Building a model is an expensive operation, for this reason, the use of the synchronization loop is a must. By using a work queue it is possible to not lose changes and remove the use of sync.Mutex to force a single execution of the sync loop and additionally it is possible to create a time window between the start and end of the sync loop that allows us to discard unnecessary updates. It is important to understand that any change in the cluster could generate events that the informer will send to the controller and one of the reasons for the work queue.
 
Operations to build the model:
 
     
  •  
    Order Ingress rules by CreationTimestamp field, i.e., old rules first.
     
    •  
  •  
    If the same path for the same host is defined in more than one Ingress, the oldest rule wins.
     
    •  
  • If more than one Ingress contains a TLS section for the same host, the oldest rule wins.
    •  
  •  
    If multiple Ingresses define an annotation that affects the configuration of the Server block, the oldest rule wins.
     
    •  
  •  
    Create a list of NGINX Servers (per hostname)
     
    •  
  • Create a list of NGINX Upstreams
    •  
  • If multiple Ingresses define different paths for the same host, the ingress controller will merge the definitions.
    •  
  • Annotations are applied to all the paths in the Ingress.
    •  
  • Multiple Ingresses can define different annotations. These definitions are not shared between Ingresses.
    •  
 
When a reload is required
 
The next list describes the scenarios when a reload is required:
 
     
  • New Ingress Resource Created.
    •  
  • TLS section is added to existing Ingress.
    •  
  • Change in Ingress annotations that impacts more than just upstream configuration. For instance load-balance annotation does not require a reload.
    •  
  • A path is added/removed from an Ingress.
    •  
  • An Ingress, Service, Secret is removed.
    •  
  • Some missing referenced object from the Ingress is available, like a Service or Secret.
    •  
  • A Secret is updated.
    •  
 
Avoiding reloads
 
In some cases, it is possible to avoid reloads, in particular when there is a change in the endpoints, i.e., a pod is started or replaced.

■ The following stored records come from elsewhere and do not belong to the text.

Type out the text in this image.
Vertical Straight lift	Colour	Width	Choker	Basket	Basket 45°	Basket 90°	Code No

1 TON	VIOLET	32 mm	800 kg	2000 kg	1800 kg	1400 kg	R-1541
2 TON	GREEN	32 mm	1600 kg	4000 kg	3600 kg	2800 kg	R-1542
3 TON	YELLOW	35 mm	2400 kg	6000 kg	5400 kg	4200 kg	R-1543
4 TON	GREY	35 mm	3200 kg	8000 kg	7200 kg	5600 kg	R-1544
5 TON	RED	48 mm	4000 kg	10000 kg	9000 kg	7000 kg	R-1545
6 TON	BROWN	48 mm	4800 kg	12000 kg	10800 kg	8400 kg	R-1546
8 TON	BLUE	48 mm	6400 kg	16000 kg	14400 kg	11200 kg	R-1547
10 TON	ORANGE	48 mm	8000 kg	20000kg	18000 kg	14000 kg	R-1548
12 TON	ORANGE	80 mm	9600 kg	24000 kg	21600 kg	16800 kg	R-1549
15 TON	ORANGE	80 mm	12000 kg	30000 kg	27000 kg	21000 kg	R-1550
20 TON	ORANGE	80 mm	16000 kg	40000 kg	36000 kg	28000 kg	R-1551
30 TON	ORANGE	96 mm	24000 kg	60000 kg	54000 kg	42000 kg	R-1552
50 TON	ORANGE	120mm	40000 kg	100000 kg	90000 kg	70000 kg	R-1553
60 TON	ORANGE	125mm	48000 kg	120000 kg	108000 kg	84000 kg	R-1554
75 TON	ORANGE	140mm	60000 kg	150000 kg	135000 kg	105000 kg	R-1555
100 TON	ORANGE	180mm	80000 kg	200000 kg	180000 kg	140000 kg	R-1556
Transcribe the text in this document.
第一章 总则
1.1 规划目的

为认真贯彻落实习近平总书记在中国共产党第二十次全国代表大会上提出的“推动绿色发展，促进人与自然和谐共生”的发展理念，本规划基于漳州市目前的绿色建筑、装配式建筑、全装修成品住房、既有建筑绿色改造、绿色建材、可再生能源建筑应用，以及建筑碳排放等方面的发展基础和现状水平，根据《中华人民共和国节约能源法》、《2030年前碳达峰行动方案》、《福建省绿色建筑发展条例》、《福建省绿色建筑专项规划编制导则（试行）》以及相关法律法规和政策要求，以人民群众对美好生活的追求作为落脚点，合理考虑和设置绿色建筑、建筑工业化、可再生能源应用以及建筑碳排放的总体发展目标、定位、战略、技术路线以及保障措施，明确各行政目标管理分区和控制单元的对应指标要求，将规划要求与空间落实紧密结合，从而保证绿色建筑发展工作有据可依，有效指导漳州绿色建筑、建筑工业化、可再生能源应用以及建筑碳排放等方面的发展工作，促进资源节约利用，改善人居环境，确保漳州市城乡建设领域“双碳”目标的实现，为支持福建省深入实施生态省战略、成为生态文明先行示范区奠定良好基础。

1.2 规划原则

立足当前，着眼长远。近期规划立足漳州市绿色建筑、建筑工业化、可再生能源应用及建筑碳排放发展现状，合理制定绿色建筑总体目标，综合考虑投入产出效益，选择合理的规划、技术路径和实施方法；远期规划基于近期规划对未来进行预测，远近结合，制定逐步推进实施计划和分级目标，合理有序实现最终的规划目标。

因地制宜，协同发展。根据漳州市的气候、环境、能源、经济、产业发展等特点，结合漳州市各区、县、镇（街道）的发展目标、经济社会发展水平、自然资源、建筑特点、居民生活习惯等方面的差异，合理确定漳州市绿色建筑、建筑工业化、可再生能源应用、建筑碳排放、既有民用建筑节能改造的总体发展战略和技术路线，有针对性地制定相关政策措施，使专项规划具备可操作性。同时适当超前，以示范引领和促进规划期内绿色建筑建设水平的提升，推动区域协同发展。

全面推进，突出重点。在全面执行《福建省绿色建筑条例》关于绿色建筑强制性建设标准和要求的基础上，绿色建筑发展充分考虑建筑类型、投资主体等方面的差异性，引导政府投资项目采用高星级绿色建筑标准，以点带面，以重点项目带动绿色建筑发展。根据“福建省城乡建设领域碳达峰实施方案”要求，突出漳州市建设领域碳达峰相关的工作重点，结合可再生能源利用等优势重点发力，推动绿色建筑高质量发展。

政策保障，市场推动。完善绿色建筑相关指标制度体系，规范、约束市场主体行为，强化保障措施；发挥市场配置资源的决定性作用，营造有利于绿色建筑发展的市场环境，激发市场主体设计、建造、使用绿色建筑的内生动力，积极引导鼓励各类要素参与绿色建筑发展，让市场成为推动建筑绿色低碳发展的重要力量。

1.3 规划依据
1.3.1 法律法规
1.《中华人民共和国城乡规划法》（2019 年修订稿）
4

It is out of the scope of this Ingress controller to remove reloads completely. This would require an incredible amount of work and at some point makes no sense. This can change only if NGINX changes the way new configurations are read, basically, new changes do not replace worker processes.
 
Avoiding reloads on Endpoints changes
 
On every endpoint change the controller fetches endpoints from all the services it sees and generates corresponding Backend objects. It then sends these objects to a Lua handler running inside Nginx. The Lua code in turn stores those backends in a shared memory zone. Then for every request Lua code running in balancer_by_lua context detects what endpoints it should choose upstream peer from and applies the configured load balancing algorithm to choose the peer. Then Nginx takes care of the rest. This way we avoid reloading Nginx on endpoint changes. Note that this includes annotation changes that affects only upstream configuration in Nginx as well.
 
In a relatively big cluster with frequently deploying apps this feature saves significant number of Nginx reloads which can otherwise affect response latency, load balancing quality (after every reload Nginx resets the state of load balancing) and so on.
 
Avoiding outage from wrong configuration
 
Because the ingress controller works using the synchronization loop pattern, it is applying the configuration for all matching objects. In case some Ingress objects have a broken configuration, for example a syntax error in the nginx.ingress.kubernetes.io/configuration-snippet annotation, the generated configuration becomes invalid, does not reload and hence no more ingresses will be taken into account.
 
To prevent this situation to happen, the nginx ingress controller optionally exposes a validating admission webhook server to ensure the validity of incoming ingress objects. This webhook appends the incoming ingress objects to the list of ingresses, generates the configuration and calls nginx to ensure the configuration has no syntax errors.